Das mit dem Eisen-III-Dünger funktioniert aber nicht wenn Dein Boden neutral oder alkalisch reagiert. Das Eisenoxyd würde da nämlich sofort mit dem Boden reagieren und dort felsenfest gebunden werden. In so einem Fall bräuchtest Du einen Eisen-Chelat-Dünger. Ich wüsste übrigens nicht, dass Eisen-II-Dünger nicht genauso gegen __ Moos wirkt wie Eisen-III-Dünger.


----------



## Christine (20. März 2009)

*AW: Eisen-III-Dünger???*

Hallo Werner,

es ging wohl darum, dass das Eisen-II ein Übersäuerung des Bodens befördert, was bei Eisen-III nicht der Fall sei. 

 Also Eisen-Chelat-Dünger ist das Wundermittel, dass ich suche. Kannst Du mir da einen Hersteller oder Markennamen ins Ohr  ?


----------



## Digicat (20. März 2009)

*AW: Eisen-III-Dünger???*

Servus Christine

Auf die Sprünge kann ich dir nur mit zwei Links helfen
Eisen III
Eisen II

Wenn ich das richtig interpretiert habe ist Eisen II ein Dünger und Eisen III entzieht dem __ Moos das Wasser durch Hygroskopie.

Aber ob ich mit meiner Interpration richtig liege


----------



## Christine (20. März 2009)

*AW: Eisen-III-Dünger???*

Hallo Helmut,

 das ist ja Chemie - nein, das ist gar nix für Elschen. 

Aber ich bin inzwischen fündig geworden: Cu**n Rasendünger spezial. Falls jemand Interesse hat, nenn ich den ganzen Namen per PN.
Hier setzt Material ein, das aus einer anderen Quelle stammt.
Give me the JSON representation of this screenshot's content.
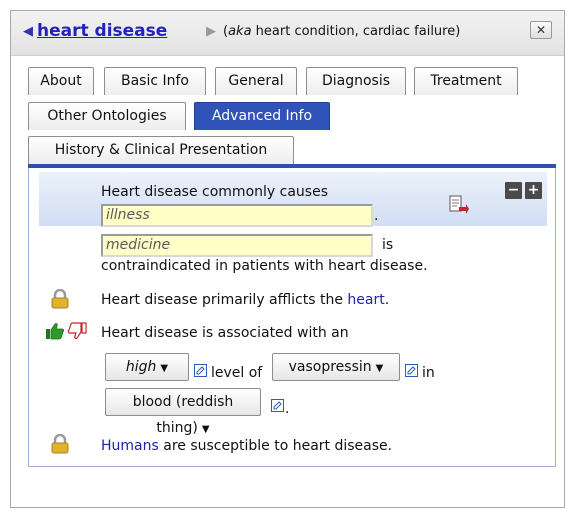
{
  "header": {
    "topic": "heart disease",
    "aka_prefix": "aka",
    "aka_text": " heart condition, cardiac failure)",
    "aka_open": "(",
    "close_label": "✕"
  },
  "tabs": [
    {
      "label": "About"
    },
    {
      "label": "Basic Info"
    },
    {
      "label": "General"
    },
    {
      "label": "Diagnosis"
    },
    {
      "label": "Treatment"
    },
    {
      "label": "Other Ontologies"
    },
    {
      "label": "Advanced Info"
    },
    {
      "label": "History & Clinical Presentation"
    }
  ],
  "active_tab": "Advanced Info",
  "facts": {
    "causes": {
      "text": "Heart disease commonly causes",
      "input_value": "illness",
      "period": ".",
      "minus": "−",
      "plus": "+"
    },
    "contraindicated": {
      "input_value": "medicine",
      "is": "is",
      "text": "contraindicated in patients with heart disease."
    },
    "afflicts": {
      "text": "Heart disease primarily afflicts the ",
      "link": "heart",
      "period": "."
    },
    "associated": {
      "text": "Heart disease is associated with an",
      "level_value": "high",
      "level_of": "level of",
      "substance_value": "vasopressin",
      "in": "in",
      "location_value": "blood (reddish thing)",
      "period": "."
    },
    "susceptible": {
      "link": "Humans",
      "text": " are susceptible to heart disease."
    }
  },
  "colors": {
    "accent": "#2f53b8",
    "link": "#2323bb",
    "input_bg": "#ffffc8"
  },
  "icons": [
    "left-arrow-icon",
    "right-arrow-icon",
    "close-icon",
    "document-arrow-icon",
    "lock-icon",
    "thumbs-up-icon",
    "thumbs-down-icon",
    "edit-icon"
  ]
}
Das wird jetzt bestellt. Und wenn das __ Moos weg ist, wird mein Schatz feststellen, dass wir gar keinen Rasen haben. Ob ich dann einen 40m²-Teich bekomme


----------



## Digicat (20. März 2009)

*AW: Eisen-III-Dünger???*

Servus Christine



			
				Else schrieb:
			
		

> Und wenn das __ Moos weg ist, wird mein Schatz feststellen, dass wir gar keinen Rasen haben. Ob ich dann einen 40m²-Teich bekomme


Könnte funktionieren


----------



## Annett (20. März 2009)

*AW: Eisen-III-Dünger???*

Hallo Christine.

Joachim hat mir heute auf meinen Wunsch hin den Eisendünger aus dem Keller der Schwiegis mitgebracht, welchen ich ursprünglich mal für den Teich gekauft hatte... und bis auf 2x nie verwendet. 

Ist allerdings auch nur Eisen-II-Sulfat. 
Da steht aber direkt drauf "Eisendünger - für reinen Rasen". Für mind. 50m² von Chrysal.


----------



## Joachim (20. März 2009)

*AW: Eisen-III-Dünger???*

Hallo Elschen,

mach doch mal ne Bodenprobe (einmal 0-30 cm Tiefe und 30-60 cm) und lass das mal analysieren - danach weist du recht sicher, woran es mangeld ... 

(Beim örtlichen Landwirt sollte sich erfragen lassen, wo man die Probe hinschicken muss und was es kostet.  )


----------